Lower AFR has been associated with spontaneous conversion,21 favorable outcome of cardioversion,16, 20, 22, 41 and intraprocedural termination of AF during catheter ablation.42, 43 Contrary to our expectations and findings from earlier studies, we found no association between lower AFR and better response to vernakalant. The reasons for this are unclear at this time. The size of the population eligible for AFR assessment in our study is comparable with populations’ sizes in previous reports, where this marker was studied in different clinical contexts. This suggests that the lack of association with the conversion to SR is probably not due to small population size. Vernakalant pharmacokinetics is influenced by cytochrome p450 2D6 (CYP2D6).33 Drug effects may be drug‐specific and related to individual sensitivity, including the CYP2D6 genotype (“poor vs extensive metabolizers”), and possibly genetically determined ion‐channel protein function and its response to pharmacological blockade. Another explanation of the absence of association between lower AFR and positive treatment outcome is that vernakalant's sodium channel inhibitory effect becomes more pronounced at higher rates,9 thus perhaps making the drug effect more pronounced in patients who are otherwise less likely to restore SR.
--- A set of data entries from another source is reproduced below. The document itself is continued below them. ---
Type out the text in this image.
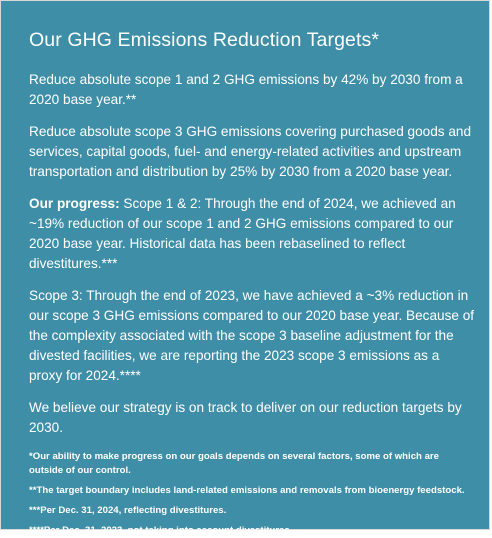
Our GHG Emissions Reduction Targets*

Reduce absolute scope 1 and 2 GHG emissions by 42% by 2030 from a 2020 base year.**

Reduce absolute scope 3 GHG emissions covering purchased goods and services, capital goods, fuel- and energy-related activities and upstream transportation and distribution by 25% by 2030 from a 2020 base year.

Our progress: Scope 1 & 2: Through the end of 2024, we achieved an ~19% reduction of our scope 1 and 2 GHG emissions compared to our 2020 base year. Historical data has been rebaselined to reflect divestitures.***

Scope 3: Through the end of 2023, we have achieved a ~3% reduction in our scope 3 GHG emissions compared to our 2020 base year. Because of the complexity associated with the scope 3 baseline adjustment for the divested facilities, we are reporting the 2023 scope 3 emissions as a proxy for 2024.****

We believe our strategy is on track to deliver on our reduction targets by 2030.

*Our ability to make progress on our goals depends on several factors, some of which are outside of our control.

**The target boundary includes land-related emissions and removals from bioenergy feedstock.

***Per Dec. 31, 2024, reflecting divestitures.

****Per Dec. 31, 2023, not taking into account divestitures.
The AEs observed in this study were similar to AEs reported by ACT and AVRO trials.6, 7, 8 The incidence of AEs in our retrospective study was generally much lower than in previous prospective trials. One reason may be that minor and transient AEs were not recorded in patient charts, which is a common occurrence in real‐life nontrial settings. Percentage of AE leading to vernakalant treatment discontinuation in our study (5.4%) was slightly higher (although in the same range) than that reported in AVRO and ACT studies (3.5–4.5%).4, 5, 6, 7, 8

Previous reports show that serious AEs related to vernakalant are uncommon. In pooled safety data from vernakalant trials (773 vernakalant patients and 335 patients on placebo), there was one death of a patient with severe aortic stenosis, one case of torsades de pointes related to vernakalant, two cases of complete AV block, and two cases of sinus arrest.44 In our study, we observed two cases of transient sinus arrest, and one case of 1:1 conducted atrial flutter that was not observed in ACT or AVRO trials, but has been previously reported elsewhere.45, 46 We have not observed any ventricular proarrhythmias associated with vernakalant use.

CONCLUSION

Our results indicate that gender could be a prognostic factor for response to vernakalant, with possible implications for AF conversion therapy choice. On the other hand, ECG‐derived markers of atrial signal organization during AF (which, in earlier studies, were associated with effect of rhythm control interventions) failed to predict vernakalant effect.

Study Limitations

The retrospective nature of our study, as well as our reliance on electronic medical charts is a potential limitation of all retrospective analyses. Minor AEs that did not result in treatment discontinuation may not have been recorded, leading to underestimating the true AE rate. However, it is unlikely that severe AEs were not documented.

Despite the limitations inherent to the retrospective nature of our study, we believe that our study provides valuable information on real‐life use of vernakalant in nontrial clinical settings.